The city is one of six across the country selected for the National Initiative on Building Community Trust and Justice, a project led by a handful of university professors with expertise in the area and funded by the U.S. Department of Justice. The three-year program will include training for police, city leaders and community members on recognizing their own biases toward others, will gather data on how police interact with different groups and will prompt police and community members to meet and talk about their grievances.

Council Member Blong Yang and Mayor Betsy Hodges said Wednesday that they want to set aside $305,000 for the project, and Wednesday night the City Council voted to reallocate that amount for the project. The money will come from savings in the police salary budget and from the city's planned LED streetlight upgrade program.

The project director, a former Denver police official who holds a doctorate in intercultural communications, has already been meeting with people in Minneapolis and will help oversee the work. The city has set up a timeline for surveys, training and a "reconciliation and truth-telling process" that will include small-group community gatherings.

In a committee meeting Wednesday, council members said the November police shooting of Jamar Clark and the weeks of protests that followed highlight the need for police department change.

Council Member Cam Gordon said he hopes the work will extend to neighborhoods and residents that are not generally involved in conversations about police-community relations, including the "white, middle-class parts of the city who may be oblivious that there's even a problem or a need to reconcile anything.

"That oblivion as a whole has been eroding away because of what's been happening in the national and the local setting, and that's really significant," he said.

Hodges, who also attended the meeting, said the initiative has been in the works for a year and will take time to show results.

"This isn't just about making nice, this isn't just about: 'Oh, at the last minute, we need to be responsive to an issue people have raised recently,' " she said. "We've been at this for a long time. We've had this vision for a while now."

But several people who spoke at the meeting said the issues are more urgent. Some, including Minneapolis NAACP president Nekima Levy-Pounds, said they are encouraged by and supportive of the city's participation in the initiative.
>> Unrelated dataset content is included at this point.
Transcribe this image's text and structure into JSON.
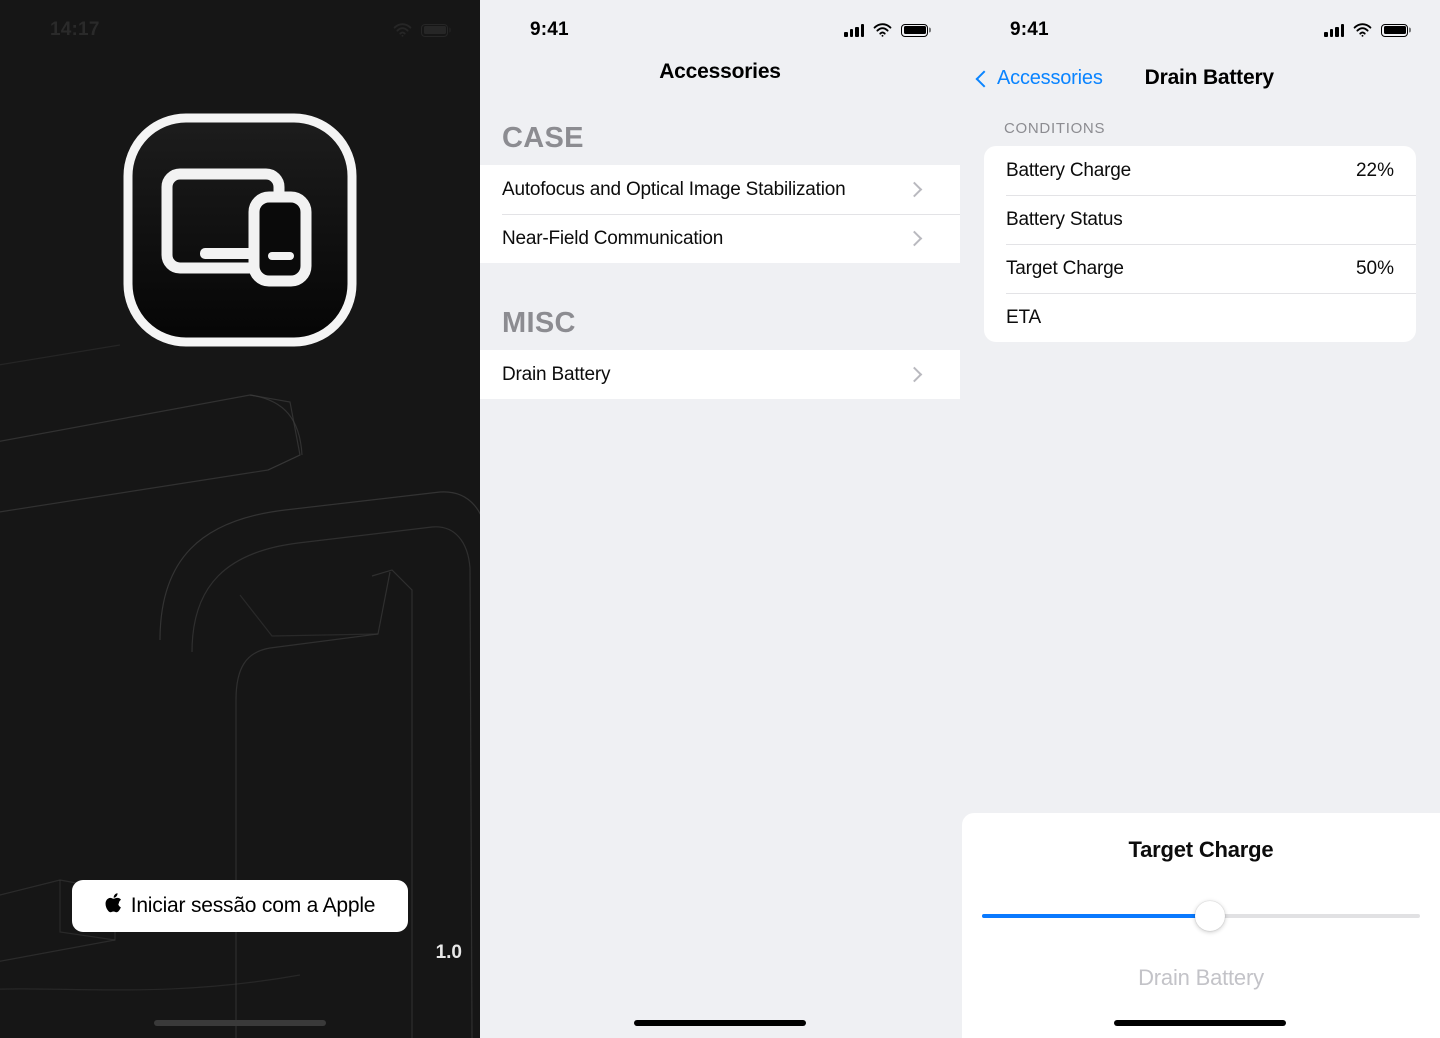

But they also want to be sure the city is targeting the right problems and listening to the people who have experienced them.
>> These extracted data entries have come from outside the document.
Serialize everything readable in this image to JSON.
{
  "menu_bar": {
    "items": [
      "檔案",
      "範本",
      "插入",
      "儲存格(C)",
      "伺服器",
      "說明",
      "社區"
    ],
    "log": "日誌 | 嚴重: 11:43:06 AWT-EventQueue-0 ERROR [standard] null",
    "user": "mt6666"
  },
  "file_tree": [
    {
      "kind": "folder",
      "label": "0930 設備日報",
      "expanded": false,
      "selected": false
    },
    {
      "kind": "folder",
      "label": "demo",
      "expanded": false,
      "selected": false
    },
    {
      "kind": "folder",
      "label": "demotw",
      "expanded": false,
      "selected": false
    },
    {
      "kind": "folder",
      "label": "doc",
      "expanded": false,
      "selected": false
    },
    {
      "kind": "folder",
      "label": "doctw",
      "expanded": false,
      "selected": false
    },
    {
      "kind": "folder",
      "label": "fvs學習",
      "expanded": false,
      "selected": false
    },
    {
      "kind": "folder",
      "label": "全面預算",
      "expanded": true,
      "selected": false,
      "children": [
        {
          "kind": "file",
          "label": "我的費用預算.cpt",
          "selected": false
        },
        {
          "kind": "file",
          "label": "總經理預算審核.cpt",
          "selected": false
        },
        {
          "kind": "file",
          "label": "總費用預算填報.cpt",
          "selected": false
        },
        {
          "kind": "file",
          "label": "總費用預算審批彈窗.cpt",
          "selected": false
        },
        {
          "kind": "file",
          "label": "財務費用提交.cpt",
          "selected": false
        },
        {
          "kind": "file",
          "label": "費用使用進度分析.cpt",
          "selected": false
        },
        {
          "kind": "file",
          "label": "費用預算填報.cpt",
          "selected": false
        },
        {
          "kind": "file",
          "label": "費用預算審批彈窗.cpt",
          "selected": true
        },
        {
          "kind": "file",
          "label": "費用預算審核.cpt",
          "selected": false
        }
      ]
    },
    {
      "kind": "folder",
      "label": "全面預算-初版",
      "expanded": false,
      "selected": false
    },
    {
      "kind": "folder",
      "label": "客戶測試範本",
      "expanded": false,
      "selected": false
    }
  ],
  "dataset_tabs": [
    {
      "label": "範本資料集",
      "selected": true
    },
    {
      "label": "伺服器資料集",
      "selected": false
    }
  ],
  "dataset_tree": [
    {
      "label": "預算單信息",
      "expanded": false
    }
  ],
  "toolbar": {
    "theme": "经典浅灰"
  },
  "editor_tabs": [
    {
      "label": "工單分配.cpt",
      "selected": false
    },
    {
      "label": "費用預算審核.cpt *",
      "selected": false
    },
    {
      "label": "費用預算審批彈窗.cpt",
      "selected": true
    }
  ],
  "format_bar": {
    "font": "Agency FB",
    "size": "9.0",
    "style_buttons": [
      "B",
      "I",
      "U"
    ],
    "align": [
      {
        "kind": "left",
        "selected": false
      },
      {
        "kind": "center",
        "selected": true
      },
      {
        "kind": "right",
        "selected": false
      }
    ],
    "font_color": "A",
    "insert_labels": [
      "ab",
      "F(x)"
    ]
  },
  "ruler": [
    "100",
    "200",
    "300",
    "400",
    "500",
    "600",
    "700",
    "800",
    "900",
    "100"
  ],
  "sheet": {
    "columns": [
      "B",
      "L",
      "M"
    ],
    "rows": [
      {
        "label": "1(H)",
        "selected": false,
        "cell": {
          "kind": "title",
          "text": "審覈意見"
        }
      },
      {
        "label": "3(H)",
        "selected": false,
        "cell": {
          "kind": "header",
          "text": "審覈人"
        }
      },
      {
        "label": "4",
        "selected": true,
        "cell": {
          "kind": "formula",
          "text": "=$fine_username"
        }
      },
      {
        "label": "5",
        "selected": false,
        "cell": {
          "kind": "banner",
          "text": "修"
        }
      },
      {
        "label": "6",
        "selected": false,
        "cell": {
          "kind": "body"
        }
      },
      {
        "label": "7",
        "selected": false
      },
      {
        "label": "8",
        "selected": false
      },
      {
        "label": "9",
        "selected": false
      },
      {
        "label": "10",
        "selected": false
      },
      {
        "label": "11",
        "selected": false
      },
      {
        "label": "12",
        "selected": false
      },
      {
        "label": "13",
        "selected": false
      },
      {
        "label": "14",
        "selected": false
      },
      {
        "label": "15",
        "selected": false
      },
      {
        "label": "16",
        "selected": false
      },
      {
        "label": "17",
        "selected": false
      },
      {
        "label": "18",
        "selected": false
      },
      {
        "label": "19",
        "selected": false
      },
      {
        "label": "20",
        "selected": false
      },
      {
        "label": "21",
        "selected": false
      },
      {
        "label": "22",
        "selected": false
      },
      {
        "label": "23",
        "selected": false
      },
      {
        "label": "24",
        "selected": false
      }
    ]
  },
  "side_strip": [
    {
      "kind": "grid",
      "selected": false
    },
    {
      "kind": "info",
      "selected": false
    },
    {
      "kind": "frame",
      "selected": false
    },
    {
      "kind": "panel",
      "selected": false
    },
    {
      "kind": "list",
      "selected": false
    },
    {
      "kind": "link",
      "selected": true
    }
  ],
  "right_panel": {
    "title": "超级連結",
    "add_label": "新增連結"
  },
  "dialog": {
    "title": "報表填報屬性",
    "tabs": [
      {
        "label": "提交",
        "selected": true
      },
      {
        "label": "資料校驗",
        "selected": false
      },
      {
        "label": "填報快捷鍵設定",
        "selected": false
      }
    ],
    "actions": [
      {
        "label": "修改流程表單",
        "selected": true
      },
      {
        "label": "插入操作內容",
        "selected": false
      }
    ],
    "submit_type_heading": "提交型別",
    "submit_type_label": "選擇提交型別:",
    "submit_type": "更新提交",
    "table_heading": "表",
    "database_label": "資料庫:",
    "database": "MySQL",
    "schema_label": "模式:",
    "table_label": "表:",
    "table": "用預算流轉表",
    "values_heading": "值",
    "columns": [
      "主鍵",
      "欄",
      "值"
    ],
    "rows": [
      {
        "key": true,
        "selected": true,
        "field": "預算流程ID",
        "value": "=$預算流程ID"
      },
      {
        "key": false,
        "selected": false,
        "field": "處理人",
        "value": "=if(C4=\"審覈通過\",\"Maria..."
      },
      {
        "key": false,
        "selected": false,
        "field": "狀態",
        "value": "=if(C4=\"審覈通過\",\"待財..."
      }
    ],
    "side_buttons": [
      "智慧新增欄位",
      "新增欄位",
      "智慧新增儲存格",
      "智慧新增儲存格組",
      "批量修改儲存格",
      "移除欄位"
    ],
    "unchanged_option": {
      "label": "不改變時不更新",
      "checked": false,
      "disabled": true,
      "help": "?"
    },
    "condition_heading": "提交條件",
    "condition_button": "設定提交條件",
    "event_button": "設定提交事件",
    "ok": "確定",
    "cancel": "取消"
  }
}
Angela Conley, a resident of south Minneapolis, said the city needs to do more to gather the thoughts of "regular residents" rather than the leaders brought out to speak at news conferences.

"Community leaders are actually residents in the communities, not who you might deem as a community leader," she said.
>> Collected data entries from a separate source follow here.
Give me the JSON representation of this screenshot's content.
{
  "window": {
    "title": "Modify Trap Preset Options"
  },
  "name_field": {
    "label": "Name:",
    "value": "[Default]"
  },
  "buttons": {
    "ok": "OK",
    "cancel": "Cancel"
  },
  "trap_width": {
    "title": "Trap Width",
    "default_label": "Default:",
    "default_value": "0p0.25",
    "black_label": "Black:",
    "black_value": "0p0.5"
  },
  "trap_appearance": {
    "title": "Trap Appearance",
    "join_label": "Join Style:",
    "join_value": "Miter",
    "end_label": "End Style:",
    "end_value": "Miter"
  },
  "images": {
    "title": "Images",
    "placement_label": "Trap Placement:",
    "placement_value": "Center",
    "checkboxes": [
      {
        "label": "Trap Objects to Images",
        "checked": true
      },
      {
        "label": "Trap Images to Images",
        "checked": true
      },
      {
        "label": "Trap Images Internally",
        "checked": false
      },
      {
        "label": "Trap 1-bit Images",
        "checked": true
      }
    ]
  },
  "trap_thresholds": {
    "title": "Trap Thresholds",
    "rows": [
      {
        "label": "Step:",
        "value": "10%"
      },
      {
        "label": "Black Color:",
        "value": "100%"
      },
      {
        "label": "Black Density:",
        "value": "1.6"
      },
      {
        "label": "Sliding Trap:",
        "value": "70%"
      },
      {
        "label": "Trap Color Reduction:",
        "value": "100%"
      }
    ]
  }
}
Other speakers said they were concerned the city would focus too much on training meant to identify biases police officers might not be aware they have toward certain groups, and not enough on more obvious expressions of bias or prejudice.

After the meeting, Police Chief Janeé Harteau told reporters that she's been working on diversifying the department and building trust with community members. She said people shouldn't see her department — or a building like the Fourth Precinct, the site of recent protests — as a sign of division.

"A police precinct is the symbol for justice," she said.